Improved Algorithms for Stochastic Pore Network Generation for Porous Materials

Abstract

Pore network modeling is widely applied to investigate transport phenomena in porous media, as this approach allows for efficient and accurate pore-scale simulation. However, the direct extraction of the pore network (PN) from three-dimensional pore structure images can often not be achieved, due to the conflict between the wide pore size range of many porous materials and the limited image size inherent to many imaging techniques. This obstacle is typically overcome by stochastic PN generation, and this paper proposes and assesses improved stochastic algorithms to generate such statistically similar PNs. Four algorithms for geometry generation as well as two algorithms for topology generation are investigated, both qualitatively and quantitatively, for four porous materials with different degrees of complexity. Particularly, with each algorithm, the materials’ unsaturated moisture storage and transport properties are simulated and compared. The results demonstrate that, as the pore structure’s complexity increases, the basic stochastic algorithms available in the literature do not suffice for an accurate and dependable PN generation.
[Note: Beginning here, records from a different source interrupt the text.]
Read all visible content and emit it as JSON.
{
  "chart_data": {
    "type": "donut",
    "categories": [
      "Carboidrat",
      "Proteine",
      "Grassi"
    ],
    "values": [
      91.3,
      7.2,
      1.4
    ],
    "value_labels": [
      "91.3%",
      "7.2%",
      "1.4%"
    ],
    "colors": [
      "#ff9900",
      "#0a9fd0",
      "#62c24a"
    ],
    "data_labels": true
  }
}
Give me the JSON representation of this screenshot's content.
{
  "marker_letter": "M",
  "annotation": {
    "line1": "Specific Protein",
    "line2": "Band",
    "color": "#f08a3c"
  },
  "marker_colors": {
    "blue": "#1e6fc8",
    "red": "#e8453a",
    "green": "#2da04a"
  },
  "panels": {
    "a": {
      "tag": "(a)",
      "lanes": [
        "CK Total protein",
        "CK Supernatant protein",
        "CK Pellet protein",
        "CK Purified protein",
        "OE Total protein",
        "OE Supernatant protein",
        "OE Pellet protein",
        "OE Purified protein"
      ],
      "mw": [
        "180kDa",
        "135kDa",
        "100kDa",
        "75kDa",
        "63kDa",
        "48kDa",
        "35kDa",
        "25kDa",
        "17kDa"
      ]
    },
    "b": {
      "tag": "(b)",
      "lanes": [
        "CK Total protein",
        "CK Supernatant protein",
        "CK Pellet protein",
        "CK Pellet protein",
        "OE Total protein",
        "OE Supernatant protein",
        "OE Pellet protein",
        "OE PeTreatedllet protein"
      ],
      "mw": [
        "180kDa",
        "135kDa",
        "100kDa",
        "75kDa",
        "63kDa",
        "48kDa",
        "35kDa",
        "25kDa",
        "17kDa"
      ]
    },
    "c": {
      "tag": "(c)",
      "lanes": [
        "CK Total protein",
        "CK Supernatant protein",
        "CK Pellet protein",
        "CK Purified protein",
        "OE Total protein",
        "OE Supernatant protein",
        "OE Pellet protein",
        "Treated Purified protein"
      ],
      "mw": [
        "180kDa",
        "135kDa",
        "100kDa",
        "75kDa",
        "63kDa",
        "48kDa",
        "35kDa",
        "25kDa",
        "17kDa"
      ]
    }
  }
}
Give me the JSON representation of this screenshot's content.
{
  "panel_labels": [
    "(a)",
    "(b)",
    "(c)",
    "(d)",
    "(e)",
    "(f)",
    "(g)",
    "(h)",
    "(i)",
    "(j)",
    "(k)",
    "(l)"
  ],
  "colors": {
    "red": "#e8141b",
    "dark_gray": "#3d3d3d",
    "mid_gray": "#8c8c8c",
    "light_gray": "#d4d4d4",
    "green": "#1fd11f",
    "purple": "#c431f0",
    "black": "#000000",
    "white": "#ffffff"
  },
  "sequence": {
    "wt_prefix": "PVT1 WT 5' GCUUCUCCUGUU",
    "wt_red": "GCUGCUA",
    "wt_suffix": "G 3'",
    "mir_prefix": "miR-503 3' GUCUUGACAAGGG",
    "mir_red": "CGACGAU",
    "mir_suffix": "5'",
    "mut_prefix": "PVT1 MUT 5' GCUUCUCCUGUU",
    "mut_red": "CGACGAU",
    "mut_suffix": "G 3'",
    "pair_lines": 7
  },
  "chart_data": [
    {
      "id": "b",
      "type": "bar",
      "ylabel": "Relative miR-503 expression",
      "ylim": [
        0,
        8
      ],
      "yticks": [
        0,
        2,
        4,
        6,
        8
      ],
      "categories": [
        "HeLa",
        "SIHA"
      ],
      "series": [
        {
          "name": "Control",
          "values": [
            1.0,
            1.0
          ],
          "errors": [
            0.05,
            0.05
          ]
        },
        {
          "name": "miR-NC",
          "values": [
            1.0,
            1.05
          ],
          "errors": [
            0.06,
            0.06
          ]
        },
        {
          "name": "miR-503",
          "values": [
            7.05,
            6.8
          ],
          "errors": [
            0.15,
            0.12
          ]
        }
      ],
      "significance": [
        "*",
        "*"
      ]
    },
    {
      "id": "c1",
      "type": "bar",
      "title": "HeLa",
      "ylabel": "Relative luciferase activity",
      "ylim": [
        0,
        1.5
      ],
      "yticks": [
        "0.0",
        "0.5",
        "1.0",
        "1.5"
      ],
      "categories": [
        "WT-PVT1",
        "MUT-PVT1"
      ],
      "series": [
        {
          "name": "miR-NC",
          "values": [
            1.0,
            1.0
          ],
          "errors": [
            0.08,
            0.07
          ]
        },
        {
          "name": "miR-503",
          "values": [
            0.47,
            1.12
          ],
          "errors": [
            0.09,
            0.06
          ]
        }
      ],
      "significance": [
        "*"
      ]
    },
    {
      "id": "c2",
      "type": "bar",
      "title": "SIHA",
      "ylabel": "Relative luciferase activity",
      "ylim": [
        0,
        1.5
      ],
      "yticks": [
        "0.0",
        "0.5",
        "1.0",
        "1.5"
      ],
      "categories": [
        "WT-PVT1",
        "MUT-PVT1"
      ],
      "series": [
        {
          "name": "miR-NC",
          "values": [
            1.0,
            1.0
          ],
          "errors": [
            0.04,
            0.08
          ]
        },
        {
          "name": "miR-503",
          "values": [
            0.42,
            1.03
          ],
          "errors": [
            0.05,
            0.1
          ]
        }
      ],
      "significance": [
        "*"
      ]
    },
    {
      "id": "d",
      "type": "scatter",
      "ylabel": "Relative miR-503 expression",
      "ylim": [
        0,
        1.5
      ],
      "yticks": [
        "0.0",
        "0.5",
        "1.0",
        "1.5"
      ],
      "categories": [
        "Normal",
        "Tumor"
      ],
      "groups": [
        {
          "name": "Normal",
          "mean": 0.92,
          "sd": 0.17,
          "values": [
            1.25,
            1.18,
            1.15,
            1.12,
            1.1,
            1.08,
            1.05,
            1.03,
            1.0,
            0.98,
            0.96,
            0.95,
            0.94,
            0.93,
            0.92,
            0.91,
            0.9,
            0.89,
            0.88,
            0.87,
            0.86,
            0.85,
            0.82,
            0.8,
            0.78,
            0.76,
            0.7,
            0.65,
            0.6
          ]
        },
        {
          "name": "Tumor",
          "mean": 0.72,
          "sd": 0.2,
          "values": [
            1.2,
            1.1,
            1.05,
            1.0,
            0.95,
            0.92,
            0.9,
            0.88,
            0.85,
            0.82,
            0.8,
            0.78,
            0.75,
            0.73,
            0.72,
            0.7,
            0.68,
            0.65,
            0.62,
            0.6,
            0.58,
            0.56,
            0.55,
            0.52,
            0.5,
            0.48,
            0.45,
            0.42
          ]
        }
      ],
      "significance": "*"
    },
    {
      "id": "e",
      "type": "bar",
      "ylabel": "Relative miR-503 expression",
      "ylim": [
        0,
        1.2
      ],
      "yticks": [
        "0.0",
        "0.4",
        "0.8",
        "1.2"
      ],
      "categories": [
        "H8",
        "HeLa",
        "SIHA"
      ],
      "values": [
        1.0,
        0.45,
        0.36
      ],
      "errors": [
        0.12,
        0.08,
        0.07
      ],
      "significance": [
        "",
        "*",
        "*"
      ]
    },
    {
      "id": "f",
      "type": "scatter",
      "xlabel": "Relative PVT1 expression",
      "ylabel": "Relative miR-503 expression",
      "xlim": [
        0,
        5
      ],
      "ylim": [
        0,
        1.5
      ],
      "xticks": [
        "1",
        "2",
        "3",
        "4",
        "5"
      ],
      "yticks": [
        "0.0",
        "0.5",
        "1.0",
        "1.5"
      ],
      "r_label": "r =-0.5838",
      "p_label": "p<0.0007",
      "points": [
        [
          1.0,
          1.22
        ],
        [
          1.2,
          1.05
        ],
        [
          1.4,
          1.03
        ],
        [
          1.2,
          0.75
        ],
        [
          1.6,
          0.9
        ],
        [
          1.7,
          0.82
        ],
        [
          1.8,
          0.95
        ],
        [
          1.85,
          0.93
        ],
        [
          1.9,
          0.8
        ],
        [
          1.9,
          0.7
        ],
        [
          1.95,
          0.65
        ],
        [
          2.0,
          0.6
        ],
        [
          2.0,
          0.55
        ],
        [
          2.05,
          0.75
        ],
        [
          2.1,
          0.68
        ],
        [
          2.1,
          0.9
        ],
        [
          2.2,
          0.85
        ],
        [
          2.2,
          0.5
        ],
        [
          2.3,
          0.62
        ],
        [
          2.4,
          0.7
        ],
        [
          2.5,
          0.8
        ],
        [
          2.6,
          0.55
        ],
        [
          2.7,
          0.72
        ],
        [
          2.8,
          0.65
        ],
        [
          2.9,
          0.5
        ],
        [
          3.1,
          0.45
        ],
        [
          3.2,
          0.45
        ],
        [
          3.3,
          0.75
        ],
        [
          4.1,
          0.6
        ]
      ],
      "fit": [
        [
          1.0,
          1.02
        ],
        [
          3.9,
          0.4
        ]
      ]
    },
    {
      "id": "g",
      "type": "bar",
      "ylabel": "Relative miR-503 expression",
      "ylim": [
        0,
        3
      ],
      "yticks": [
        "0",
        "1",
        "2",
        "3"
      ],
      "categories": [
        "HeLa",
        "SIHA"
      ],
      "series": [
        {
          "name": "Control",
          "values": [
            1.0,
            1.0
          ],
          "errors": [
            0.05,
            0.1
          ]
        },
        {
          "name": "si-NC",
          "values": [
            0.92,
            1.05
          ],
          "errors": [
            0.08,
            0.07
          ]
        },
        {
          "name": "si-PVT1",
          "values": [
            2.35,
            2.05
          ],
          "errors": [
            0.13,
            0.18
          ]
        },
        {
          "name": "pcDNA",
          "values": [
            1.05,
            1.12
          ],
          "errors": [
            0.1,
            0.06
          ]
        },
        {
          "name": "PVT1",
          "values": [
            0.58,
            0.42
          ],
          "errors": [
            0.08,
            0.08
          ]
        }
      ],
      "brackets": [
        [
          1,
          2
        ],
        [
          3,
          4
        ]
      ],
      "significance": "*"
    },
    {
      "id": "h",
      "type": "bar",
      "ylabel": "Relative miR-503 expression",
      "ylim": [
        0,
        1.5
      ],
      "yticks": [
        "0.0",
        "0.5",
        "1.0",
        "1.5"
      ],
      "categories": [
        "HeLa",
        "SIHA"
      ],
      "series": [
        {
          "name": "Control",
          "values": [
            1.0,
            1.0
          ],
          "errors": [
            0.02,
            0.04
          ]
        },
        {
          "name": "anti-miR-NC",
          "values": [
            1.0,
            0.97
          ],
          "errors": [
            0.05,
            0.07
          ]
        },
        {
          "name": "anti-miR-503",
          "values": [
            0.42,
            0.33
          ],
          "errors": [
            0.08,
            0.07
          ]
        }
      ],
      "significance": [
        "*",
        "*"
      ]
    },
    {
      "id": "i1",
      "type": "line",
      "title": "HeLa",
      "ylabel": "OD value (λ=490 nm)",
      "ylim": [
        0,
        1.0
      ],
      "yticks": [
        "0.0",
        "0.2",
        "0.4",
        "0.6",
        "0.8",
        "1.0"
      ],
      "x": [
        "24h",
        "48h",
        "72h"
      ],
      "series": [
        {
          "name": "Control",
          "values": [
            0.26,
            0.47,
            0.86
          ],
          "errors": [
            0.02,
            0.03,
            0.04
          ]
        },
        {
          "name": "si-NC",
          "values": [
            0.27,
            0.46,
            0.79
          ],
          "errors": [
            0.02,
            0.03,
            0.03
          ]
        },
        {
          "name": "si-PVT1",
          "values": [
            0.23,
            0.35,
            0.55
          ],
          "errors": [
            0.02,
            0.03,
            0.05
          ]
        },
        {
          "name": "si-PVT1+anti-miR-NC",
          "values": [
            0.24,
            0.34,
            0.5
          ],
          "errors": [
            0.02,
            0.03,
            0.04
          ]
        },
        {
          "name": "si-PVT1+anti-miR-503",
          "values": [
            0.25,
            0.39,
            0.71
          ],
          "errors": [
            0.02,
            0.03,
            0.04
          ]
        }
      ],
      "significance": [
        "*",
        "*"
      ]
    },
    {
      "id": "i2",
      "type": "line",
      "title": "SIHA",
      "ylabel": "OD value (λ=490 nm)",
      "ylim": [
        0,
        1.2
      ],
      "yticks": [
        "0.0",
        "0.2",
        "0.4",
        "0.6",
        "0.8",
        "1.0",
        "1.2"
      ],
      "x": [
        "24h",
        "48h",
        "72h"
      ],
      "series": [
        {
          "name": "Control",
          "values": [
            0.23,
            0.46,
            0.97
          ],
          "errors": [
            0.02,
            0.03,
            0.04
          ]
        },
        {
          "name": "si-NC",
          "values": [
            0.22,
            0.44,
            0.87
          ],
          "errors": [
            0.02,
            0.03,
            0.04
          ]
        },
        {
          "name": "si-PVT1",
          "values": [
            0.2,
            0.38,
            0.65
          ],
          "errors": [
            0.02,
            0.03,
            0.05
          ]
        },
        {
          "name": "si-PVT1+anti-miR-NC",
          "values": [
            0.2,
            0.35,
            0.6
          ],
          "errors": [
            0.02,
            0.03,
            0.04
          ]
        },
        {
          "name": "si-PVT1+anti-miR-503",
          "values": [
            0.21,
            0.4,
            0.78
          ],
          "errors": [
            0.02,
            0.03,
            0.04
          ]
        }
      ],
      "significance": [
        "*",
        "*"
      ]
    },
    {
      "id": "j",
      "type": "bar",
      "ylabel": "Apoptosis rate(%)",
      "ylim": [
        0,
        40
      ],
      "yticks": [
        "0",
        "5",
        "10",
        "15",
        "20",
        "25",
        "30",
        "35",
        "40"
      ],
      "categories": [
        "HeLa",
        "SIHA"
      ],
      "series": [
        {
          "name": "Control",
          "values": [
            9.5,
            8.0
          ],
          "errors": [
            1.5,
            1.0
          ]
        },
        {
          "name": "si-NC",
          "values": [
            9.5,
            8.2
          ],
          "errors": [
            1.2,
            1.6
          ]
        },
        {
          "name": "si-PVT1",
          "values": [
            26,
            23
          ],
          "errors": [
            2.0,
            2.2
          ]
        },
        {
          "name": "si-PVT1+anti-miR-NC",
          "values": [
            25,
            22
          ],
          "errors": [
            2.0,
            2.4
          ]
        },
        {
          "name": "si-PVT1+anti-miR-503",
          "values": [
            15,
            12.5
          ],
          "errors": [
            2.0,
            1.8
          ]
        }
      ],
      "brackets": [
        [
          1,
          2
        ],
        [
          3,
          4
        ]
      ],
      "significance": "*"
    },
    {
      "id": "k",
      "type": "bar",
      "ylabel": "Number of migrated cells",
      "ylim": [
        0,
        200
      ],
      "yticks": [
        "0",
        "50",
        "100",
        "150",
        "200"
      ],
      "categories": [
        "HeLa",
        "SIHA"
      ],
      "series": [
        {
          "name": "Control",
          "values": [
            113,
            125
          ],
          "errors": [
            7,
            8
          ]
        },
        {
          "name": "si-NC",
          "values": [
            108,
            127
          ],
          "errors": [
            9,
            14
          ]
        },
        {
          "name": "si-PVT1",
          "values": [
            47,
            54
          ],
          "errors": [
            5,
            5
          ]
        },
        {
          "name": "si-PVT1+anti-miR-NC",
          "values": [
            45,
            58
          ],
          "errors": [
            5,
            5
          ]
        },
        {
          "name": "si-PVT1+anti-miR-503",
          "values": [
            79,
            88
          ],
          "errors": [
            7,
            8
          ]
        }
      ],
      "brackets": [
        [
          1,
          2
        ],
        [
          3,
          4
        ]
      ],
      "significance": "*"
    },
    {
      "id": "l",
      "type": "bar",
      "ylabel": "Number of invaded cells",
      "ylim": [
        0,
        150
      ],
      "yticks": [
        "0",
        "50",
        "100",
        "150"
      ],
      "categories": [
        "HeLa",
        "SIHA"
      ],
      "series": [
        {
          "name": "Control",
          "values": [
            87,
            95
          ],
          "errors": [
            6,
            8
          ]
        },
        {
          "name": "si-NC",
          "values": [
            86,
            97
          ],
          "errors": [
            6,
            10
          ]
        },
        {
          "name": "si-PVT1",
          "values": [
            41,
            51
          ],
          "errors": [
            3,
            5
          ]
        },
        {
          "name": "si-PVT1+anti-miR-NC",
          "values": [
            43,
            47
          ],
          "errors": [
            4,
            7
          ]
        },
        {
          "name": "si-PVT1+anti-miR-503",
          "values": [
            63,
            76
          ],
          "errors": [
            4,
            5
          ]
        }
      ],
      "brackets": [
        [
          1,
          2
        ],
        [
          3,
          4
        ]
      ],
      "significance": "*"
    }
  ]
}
The improved geometry and topology generation algorithms put forward in this paper, on the other hand, highly enhance the reliability of the generated PNs, by reducing the deviations for specific moisture contents and permeabilities by 67–98% on average. The improved stochastic algorithms also set the stage for generating PNs of porous materials with (very) wide pore size ranges, and future research can build on these algorithms to generate full-scale PNs using multiple 3D image sets with different resolutions.